How do you get the most out of PlugShare?
A few habits separate the relaxed EV drivers from the stressed ones:
- Read the last three check-ins before relying on any charger, especially regional ones. Recency beats the overall score.
- Filter by your plug and a minimum speed so the map only shows chargers that are actually useful to you.
- Check photos for the practical stuff: bay layout, cable reach, whether a tradie’s ute habitually parks there.
- Check in yourself. The map is only as good as its community; thirty seconds of karma helps the next driver.
- Use it at home, not just on trips. It’s the easiest way to discover a free council AC charger or a new JOLT site near you.
So which apps deserve space on your phone?
A realistic Australian stack: PlugShare for the map, Chargefox and Evie as your everyday wallets, ABRP when a road trip is coming, then one or two extras based on geography, the Tesla app if you want Supercharger access, JOLT if you’re near its free kerbside chargers, bp pulse or Ampol if your routes run past their servos. That’s five-ish apps, set up once, and between them they remove almost every payment and where-do-I-charge surprise Australian EV ownership can throw at you.
Frequently asked questions
Is PlugShare free?
Yes. PlugShare is completely free on iOS, Android and the web. It's funded as a platform business, not by charging drivers, and there's no paid tier you need for everyday use in Australia.
Can you pay for charging through PlugShare in Australia?
Generally no. PlugShare has a Pay with PlugShare feature at participating networks overseas, but in Australia you'll start and pay for sessions through each network's own app, such as Chargefox, Evie, the Ampol app or the Tesla app. Treat PlugShare as the map, not the wallet.
What's the best app for planning an EV road trip in Australia?
Use two together: A Better Route Planner (ABRP) to calculate charging stops based on your specific car, and PlugShare to vet each planned stop using recent driver check-ins. Tesla drivers get solid trip planning built into the car's navigation.

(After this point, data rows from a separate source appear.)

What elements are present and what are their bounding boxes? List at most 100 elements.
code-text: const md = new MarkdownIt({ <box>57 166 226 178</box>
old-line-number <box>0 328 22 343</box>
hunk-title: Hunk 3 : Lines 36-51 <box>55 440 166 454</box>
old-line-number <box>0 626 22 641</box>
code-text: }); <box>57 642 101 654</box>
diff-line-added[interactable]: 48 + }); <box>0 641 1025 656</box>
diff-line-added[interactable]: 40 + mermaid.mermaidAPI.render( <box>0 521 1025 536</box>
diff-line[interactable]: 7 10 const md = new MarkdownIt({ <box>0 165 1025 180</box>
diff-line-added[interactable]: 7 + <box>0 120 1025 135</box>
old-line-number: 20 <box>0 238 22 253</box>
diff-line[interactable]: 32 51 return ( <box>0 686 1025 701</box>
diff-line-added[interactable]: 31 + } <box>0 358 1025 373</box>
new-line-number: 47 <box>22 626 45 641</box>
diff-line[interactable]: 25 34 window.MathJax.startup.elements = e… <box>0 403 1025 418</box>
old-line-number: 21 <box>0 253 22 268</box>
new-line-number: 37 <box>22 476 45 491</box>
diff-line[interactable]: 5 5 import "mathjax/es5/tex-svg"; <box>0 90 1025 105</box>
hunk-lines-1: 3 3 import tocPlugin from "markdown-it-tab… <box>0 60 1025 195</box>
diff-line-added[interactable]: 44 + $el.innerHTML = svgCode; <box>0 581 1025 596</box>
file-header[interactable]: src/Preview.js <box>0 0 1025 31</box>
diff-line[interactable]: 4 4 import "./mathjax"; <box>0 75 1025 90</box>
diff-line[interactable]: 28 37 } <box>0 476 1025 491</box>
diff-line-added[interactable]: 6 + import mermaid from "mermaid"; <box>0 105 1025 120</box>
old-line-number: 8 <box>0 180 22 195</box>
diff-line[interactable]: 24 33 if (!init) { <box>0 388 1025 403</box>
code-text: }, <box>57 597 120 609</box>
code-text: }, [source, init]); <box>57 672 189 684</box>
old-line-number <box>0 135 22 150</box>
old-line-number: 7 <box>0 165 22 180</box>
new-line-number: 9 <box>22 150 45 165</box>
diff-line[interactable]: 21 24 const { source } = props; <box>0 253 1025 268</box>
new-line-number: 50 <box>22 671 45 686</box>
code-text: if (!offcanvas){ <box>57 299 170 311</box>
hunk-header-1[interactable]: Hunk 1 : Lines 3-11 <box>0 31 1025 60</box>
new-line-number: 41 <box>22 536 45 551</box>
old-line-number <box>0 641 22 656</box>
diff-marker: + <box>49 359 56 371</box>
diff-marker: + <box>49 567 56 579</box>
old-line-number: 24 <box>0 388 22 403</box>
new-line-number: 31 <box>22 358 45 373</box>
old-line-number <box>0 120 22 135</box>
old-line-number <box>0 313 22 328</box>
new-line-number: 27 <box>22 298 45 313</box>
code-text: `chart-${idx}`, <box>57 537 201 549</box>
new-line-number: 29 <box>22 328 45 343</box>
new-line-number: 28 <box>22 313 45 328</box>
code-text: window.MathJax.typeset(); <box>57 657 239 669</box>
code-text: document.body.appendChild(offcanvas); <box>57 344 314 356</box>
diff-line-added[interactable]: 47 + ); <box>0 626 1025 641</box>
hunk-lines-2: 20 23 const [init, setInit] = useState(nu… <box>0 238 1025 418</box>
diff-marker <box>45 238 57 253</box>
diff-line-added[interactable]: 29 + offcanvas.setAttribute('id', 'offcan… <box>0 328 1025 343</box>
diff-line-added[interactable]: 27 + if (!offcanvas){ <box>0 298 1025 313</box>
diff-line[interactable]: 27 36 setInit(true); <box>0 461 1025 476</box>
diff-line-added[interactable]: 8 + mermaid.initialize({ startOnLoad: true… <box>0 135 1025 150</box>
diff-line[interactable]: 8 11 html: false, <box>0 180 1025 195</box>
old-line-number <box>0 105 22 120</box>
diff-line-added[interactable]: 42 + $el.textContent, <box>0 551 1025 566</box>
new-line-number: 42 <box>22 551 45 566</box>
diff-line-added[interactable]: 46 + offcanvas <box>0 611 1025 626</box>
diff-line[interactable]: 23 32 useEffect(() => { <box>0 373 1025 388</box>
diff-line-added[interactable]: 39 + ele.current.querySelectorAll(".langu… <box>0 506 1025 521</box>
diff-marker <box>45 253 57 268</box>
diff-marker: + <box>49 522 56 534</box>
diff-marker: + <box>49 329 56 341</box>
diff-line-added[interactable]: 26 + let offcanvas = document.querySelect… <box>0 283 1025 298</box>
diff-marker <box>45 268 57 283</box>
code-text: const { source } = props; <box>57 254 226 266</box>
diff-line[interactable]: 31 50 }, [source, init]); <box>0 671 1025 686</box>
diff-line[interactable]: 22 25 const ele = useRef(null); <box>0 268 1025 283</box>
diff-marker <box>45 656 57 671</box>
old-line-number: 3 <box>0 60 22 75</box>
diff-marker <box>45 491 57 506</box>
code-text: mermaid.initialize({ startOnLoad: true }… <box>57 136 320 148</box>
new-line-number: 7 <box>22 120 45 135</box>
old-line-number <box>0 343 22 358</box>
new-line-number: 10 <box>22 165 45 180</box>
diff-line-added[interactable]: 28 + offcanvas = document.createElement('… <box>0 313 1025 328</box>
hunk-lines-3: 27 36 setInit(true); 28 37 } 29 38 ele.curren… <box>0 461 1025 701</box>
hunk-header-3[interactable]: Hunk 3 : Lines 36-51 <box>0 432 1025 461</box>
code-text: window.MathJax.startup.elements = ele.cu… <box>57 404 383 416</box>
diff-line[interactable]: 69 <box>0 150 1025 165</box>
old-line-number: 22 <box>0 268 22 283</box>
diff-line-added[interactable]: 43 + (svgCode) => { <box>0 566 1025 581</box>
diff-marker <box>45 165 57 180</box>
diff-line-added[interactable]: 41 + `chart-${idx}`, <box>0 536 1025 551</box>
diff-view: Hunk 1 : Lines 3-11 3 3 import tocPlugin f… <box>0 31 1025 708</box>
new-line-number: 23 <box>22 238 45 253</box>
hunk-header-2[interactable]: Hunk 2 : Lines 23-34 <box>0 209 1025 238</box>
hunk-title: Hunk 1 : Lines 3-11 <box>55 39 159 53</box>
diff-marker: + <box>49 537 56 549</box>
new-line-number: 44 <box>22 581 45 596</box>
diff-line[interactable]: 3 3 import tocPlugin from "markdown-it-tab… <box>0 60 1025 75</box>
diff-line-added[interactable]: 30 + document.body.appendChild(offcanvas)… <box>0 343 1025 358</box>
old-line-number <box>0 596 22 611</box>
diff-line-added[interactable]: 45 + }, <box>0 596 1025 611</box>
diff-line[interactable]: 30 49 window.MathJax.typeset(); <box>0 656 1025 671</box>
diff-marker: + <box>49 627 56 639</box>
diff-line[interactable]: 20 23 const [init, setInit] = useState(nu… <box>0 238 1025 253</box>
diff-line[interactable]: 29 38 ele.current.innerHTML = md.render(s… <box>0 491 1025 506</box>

Do I need a separate app for every charging network?
Mostly, yes, for the networks you actually use. A realistic Australian stack is PlugShare plus two to four network apps: Chargefox and Evie for most drivers, then bp pulse, Ampol, JOLT, Exploren or the Tesla app depending on where you live and drive.
Does PlugShare show Tesla Superchargers?
Yes. PlugShare lists Tesla Superchargers along with every other major network, and you can filter by plug type and network. To see which Superchargers accept non-Tesla EVs and to start a charge, you'll still need the Tesla app.